The original budget for the tech overhaul had a minimal expense line for travel. That's changed: now the budget calls for "a total of 1,285 trips by the ERP team, subject-matter-experts and corporate consultants," at an average air ticket cost of $6,000, plus $202 "terminal expenses," plus $5,000 for per diem expenses, "with each trip is [sic] estimated to cost $11,202/person."

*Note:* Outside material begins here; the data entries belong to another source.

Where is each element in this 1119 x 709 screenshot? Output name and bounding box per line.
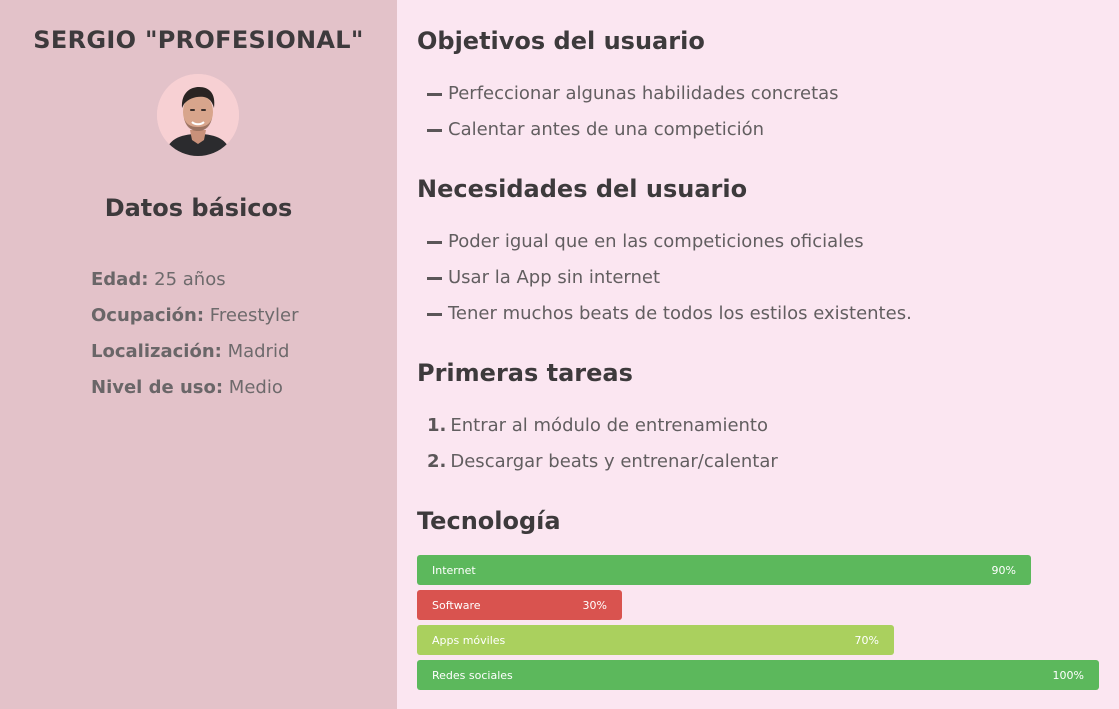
tasks-list: 1. Entrar al módulo de entrenamiento 2. De… [427,408,778,480]
needs-title: Necesidades del usuario [417,175,748,203]
persona-sidebar: SERGIO "PROFESIONAL" Datos básicos Edad:… [0,0,397,709]
basic-data-title: Datos básicos [104,194,293,222]
tech-bar-label: Redes sociales [432,668,513,682]
dash-icon [427,128,442,132]
basic-location: Localización: Madrid [91,341,290,362]
basic-usage-level: Nivel de uso: Medio [91,377,283,398]
goals-title: Objetivos del usuario [417,27,705,55]
list-item: 2. Descargar beats y entrenar/calentar [427,451,778,472]
tech-bar-label: Apps móviles [432,633,506,647]
list-item: 1. Entrar al módulo de entrenamiento [427,415,769,436]
tech-bar-percent: 30% [582,598,607,612]
basic-age: Edad: 25 años [91,269,226,290]
list-item: Poder igual que en las competiciones ofi… [427,224,912,260]
person-portrait-icon [157,74,239,156]
tech-bar-percent: 70% [854,633,879,647]
list-item: Perfeccionar algunas habilidades concret… [427,76,839,112]
persona-name: SERGIO "PROFESIONAL" [33,26,364,54]
basic-occupation: Ocupación: Freestyler [91,305,299,326]
dash-icon [427,276,442,280]
tech-bar-percent: 100% [1052,668,1084,682]
tech-bar-label: Software [432,598,481,612]
dash-icon [427,312,442,316]
tech-bar-label: Internet [432,563,476,577]
technology-title: Tecnología [417,507,561,535]
goals-list: Perfeccionar algunas habilidades concret… [427,76,839,148]
tech-bar-internet: Internet 90% [417,555,1031,585]
basic-data-list: Edad: 25 años Ocupación: Freestyler Loca… [91,268,299,412]
list-item: Usar la App sin internet [427,260,912,296]
needs-list: Poder igual que en las competiciones ofi… [427,224,912,332]
dash-icon [427,92,442,96]
dash-icon [427,240,442,244]
tech-bar-social-networks: Redes sociales 100% [417,660,1099,690]
list-item: Calentar antes de una competición [427,112,839,148]
tasks-title: Primeras tareas [417,359,633,387]
persona-details: Objetivos del usuario Perfeccionar algun… [417,0,1107,709]
tech-bar-software: Software 30% [417,590,622,620]
list-item: Tener muchos beats de todos los estilos … [427,296,912,332]
tech-bar-percent: 90% [991,563,1016,577]
tech-bar-mobile-apps: Apps móviles 70% [417,625,894,655]
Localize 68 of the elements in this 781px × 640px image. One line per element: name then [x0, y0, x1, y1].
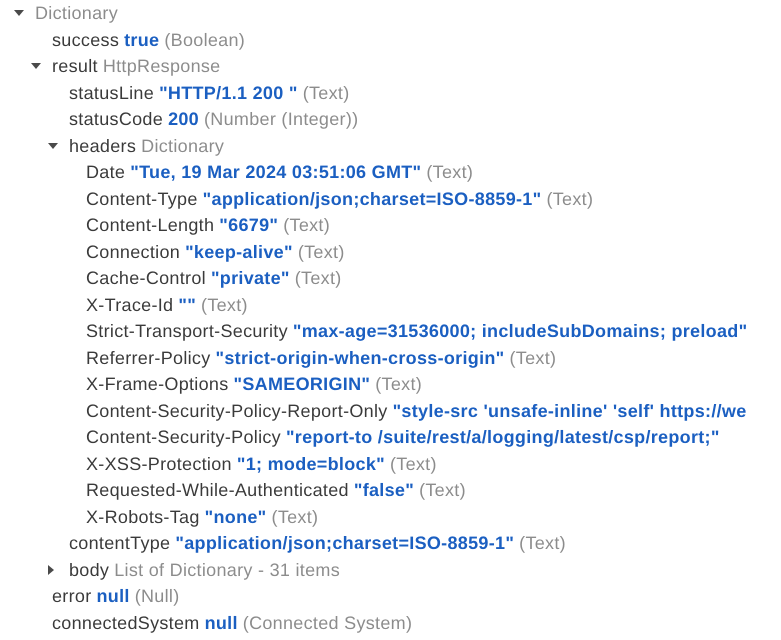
field-name: Content-Type — [86, 188, 198, 211]
type-label: (Text) — [419, 479, 466, 502]
field-value: "application/json;charset=ISO-8859-1" — [175, 532, 514, 555]
type-label: (Boolean) — [164, 28, 246, 52]
field-name: Requested-While-Authenticated — [86, 479, 349, 502]
caret-icon[interactable] — [48, 142, 58, 149]
field-name: connectedSystem — [52, 612, 200, 635]
type-label: (Text) — [510, 346, 556, 370]
type-label: Dictionary — [141, 134, 224, 158]
field-name: contentType — [69, 532, 170, 555]
type-label: (Connected System) — [242, 612, 412, 635]
type-label: List of Dictionary - 31 items — [114, 558, 340, 582]
field-name: body — [69, 558, 110, 582]
field-value: "1; mode=block" — [236, 452, 385, 476]
field-name: X-Trace-Id — [86, 294, 174, 316]
field-value: "report-to /suite/rest/a/logging/latest/csp/report;" — [286, 426, 720, 449]
field-name: result — [52, 55, 98, 78]
field-name: headers — [69, 134, 136, 158]
type-label: (Null) — [134, 585, 180, 608]
type-label: (Number (Integer)) — [204, 108, 358, 131]
type-label: (Text) — [283, 214, 330, 237]
field-value: "none" — [204, 506, 267, 528]
type-label: (Text) — [302, 82, 350, 105]
field-value: true — [124, 28, 160, 52]
field-name: Referrer-Policy — [86, 346, 211, 370]
field-value: "SAMEORIGIN" — [234, 373, 370, 396]
type-label: (Text) — [426, 161, 474, 184]
field-name: X-XSS-Protection — [86, 452, 232, 476]
field-value: "false" — [354, 479, 414, 502]
field-name: X-Frame-Options — [86, 373, 229, 396]
field-value: "HTTP/1.1 200 " — [159, 82, 298, 104]
field-value: "application/json;charset=ISO-8859-1" — [202, 188, 542, 211]
field-name: statusCode — [69, 108, 164, 131]
field-name: error — [52, 585, 92, 608]
type-label: (Text) — [546, 188, 594, 211]
type-label: (Text) — [272, 506, 318, 529]
type-label: (Text) — [519, 532, 566, 555]
field-name: statusLine — [69, 82, 154, 104]
caret-icon[interactable] — [31, 63, 41, 70]
type-label: (Text) — [294, 267, 342, 290]
type-label: (Text) — [390, 452, 437, 476]
field-value: "keep-alive" — [185, 240, 293, 264]
field-name: Cache-Control — [86, 267, 206, 290]
field-name: Strict-Transport-Security — [86, 320, 288, 343]
field-value: "" — [178, 294, 196, 316]
field-name: X-Robots-Tag — [86, 506, 200, 529]
type-label: (Text) — [201, 294, 248, 317]
field-value: null — [204, 612, 238, 634]
type-label: (Text) — [375, 373, 422, 396]
field-value: "Tue, 19 Mar 2024 03:51:06 GMT" — [130, 161, 422, 184]
caret-icon[interactable] — [48, 564, 54, 575]
caret-icon[interactable] — [14, 10, 24, 16]
type-label: HttpResponse — [102, 55, 220, 78]
field-name: success — [52, 28, 120, 52]
field-value: "private" — [210, 267, 290, 290]
field-value: 200 — [168, 108, 199, 131]
field-name: Connection — [86, 240, 180, 264]
field-name: Date — [86, 161, 126, 184]
field-name: Content-Length — [86, 214, 214, 237]
field-value: "strict-origin-when-cross-origin" — [216, 346, 505, 370]
field-name: Content-Security-Policy-Report-Only — [86, 400, 388, 423]
field-value: "style-src 'unsafe-inline' 'self' https://we — [392, 400, 747, 423]
field-value: null — [96, 585, 130, 608]
type-label: (Text) — [298, 240, 345, 264]
field-name: Content-Security-Policy — [86, 426, 281, 449]
field-value: "6679" — [219, 214, 278, 237]
type-label: Dictionary — [35, 2, 118, 25]
field-value: "max-age=31536000; includeSubDomains; preload" — [292, 320, 748, 343]
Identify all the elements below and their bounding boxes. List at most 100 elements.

Total cost: $14.4 million.
The draft report authors claim that Umoja's timetable is "slightly off" its previously announced schedule because the General Assembly only provided $20 million in initial funding, when the Secretariat had asked for $43 million in 2008-2009 for the design of the startup, which was supposed to allow building to start on January 15, 2010.
Now that is likely to begin after the first "three or four" months of 2010, though the report authors insist that "excellent progress" on the overall project will have been made by the end of this year.
Among other things, after what it calls a "comprehensive and competitive bidding process," the Umoja team has chosen a software provider for Umoja: SAP. But negotiations on how to proceed with the software contracts have barely begun, the report says.
The draft report ends with a warning that the technical overhaul involved in Umoja must be accompanied by an overhaul of a wide variety of U.N. rules and regulations, amounting to an entire redefinition of how work is done at the U.N., and by a total restructuring, in effect, of the unwieldy organization. There is no cost attached to that full-scale upheaval — and no sense that the extraordinary reorganization of personnel might cause additional delays.
How the General Assembly, and its often skeptical budget committees, will react to the ballooning price tag for Umoja is not known. The Assembly does not convene until mid-September.
George Russell is executive editor of FOX News.